On 28 January 1939 WB Yeats died.
WB Yeats had been one of Joyce’s earliest supporters. Yeats was already well-established as a literary figure in Dublin and London in October 1902 when he and Joyce met for the first time at the National Library. At the end of that first meeting Joyce asked Yeats how old he was. Yeats shaved a few years off his actual age of 39 but Joyce replied: “I thought as much. I have met you too late. You are too old.” For Yeats, this was an indication that the younger generation was knocking at the door. But it was also an indication of Joyce’s youthful arrogance: he assumed that it was Yeats who needed help, not him!

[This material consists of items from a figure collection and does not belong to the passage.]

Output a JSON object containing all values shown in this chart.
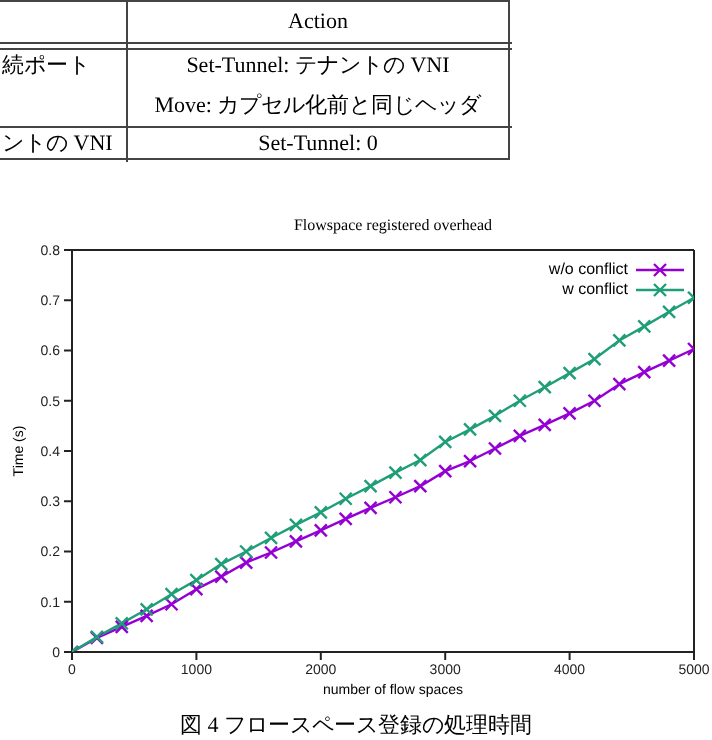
{
  "chart_data": {
    "type": "line",
    "title": "Flowspace registered overhead",
    "xlabel": "number of flow spaces",
    "ylabel": "Time (s)",
    "annotations": [
      "Action",
      "続ポート",
      "Set-Tunnel: テナントの VNI",
      "Move: カプセル化前と同じヘッダ",
      "ントの VNI",
      "Set-Tunnel: 0",
      "図 4  フロースペース登録の処理時間"
    ],
    "x": [
      0,
      200,
      400,
      600,
      800,
      1000,
      1200,
      1400,
      1600,
      1800,
      2000,
      2200,
      2400,
      2600,
      2800,
      3000,
      3200,
      3400,
      3600,
      3800,
      4000,
      4200,
      4400,
      4600,
      4800,
      5000
    ],
    "series": [
      {
        "name": "w/o conflict",
        "color": "#9400d3",
        "values": [
          0,
          0.028,
          0.05,
          0.072,
          0.095,
          0.125,
          0.15,
          0.178,
          0.198,
          0.22,
          0.242,
          0.265,
          0.287,
          0.308,
          0.33,
          0.36,
          0.38,
          0.405,
          0.43,
          0.452,
          0.475,
          0.5,
          0.533,
          0.557,
          0.58,
          0.603
        ]
      },
      {
        "name": "w conflict",
        "color": "#1f9e78",
        "values": [
          0,
          0.03,
          0.057,
          0.085,
          0.115,
          0.143,
          0.175,
          0.2,
          0.227,
          0.253,
          0.278,
          0.305,
          0.33,
          0.357,
          0.382,
          0.418,
          0.443,
          0.47,
          0.5,
          0.527,
          0.555,
          0.583,
          0.62,
          0.648,
          0.677,
          0.705
        ]
      }
    ],
    "xlim": [
      0,
      5000
    ],
    "xticks": [
      0,
      1000,
      2000,
      3000,
      4000,
      5000
    ],
    "ylim": [
      0,
      0.8
    ],
    "yticks": [
      0,
      0.1,
      0.2,
      0.3,
      0.4,
      0.5,
      0.6,
      0.7,
      0.8
    ],
    "legend": "top right",
    "marker": "cross",
    "line_style": "solid",
    "grid": false
  }
}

Joyce happily accepted Yeats’ help whenever he could. On his trips to Paris in 1902 and 1903 he passed through London, meeting Yeats who fed him and introduced him to other writers and editors. It was Yeats who prompted Ezra Pound to get in touch with Joyce, and Yeats supported the applications for Joyce for grant from the Royal Literary Fund in 1915 and for a Civil List pension in 1916. Yeats also invited Joyce to join the Irish Academy but Joyce declined the invite.
Yeats read parts of Ulysses in the Little Review and declared it “a mad book,” but reading more, he changed his opinion: “I have made a terrible mistake,” he told LAG Strong, “it is perhaps a work of genius… It is an entirely new thing – neither what the eye sees nor the ear hears, but what the rambling mind thinks and imagines from moment to moment. He has certainly surpassed in intensity any novelist of our time.” Yeats bought a copy of the first edition of Ulysses but it’s clear that he never quite finished reading it.
Yeats failed to get an official invitation for Joyce to come to the Tailteann celebrations in 1924, but he praised Joyce in his speech at the award ceremony: “We feel…that it is our duty to say that Mr James Joyce’s book, though as obscene as Rabelais, and therefore forbidden by law in England and the United States, is more indubitably a work of genius than any prose written by an Irishman since the death of Synge.”
It was George Russell in 1902 who recommended Joyce to Yeats with the words: “I have suffered from him and I would like you to suffer.” But Yeats didn’t suffer Joyce lightly. He rejected Joyce’s translations of Hauptmann’s plays, telling Joyce “you are not a very good German scholar,” and wouldn’t allow production of an Italian translation of The Countess Cathleen that Joyce worked on with Nicolò Vidacovich.
In the late 1930s Yeats was trying to establish an Irish Academy and invited Joyce to join. Joyce, declining the invitation, wrote to Yeats: “It is now thirty years since you first held out to me your helping hand,” a gracious acknowledgement by Joyce of Yeats’ help. According to Ellmann, Joyce was moved by the news of Yeats’ death and “conceded to a friend that Yeats was a greater writer than he, a tribute he paid to no other contemporary.”
Ellmann, Richard: James Joyce – New and Revised Edition, Oxford: Oxford University Press, 1982.
Foster, Roy: WB Yeats – A Life – vol. II: The Arch-Poet 1915-1939, Oxford: Oxford University Press, 2003.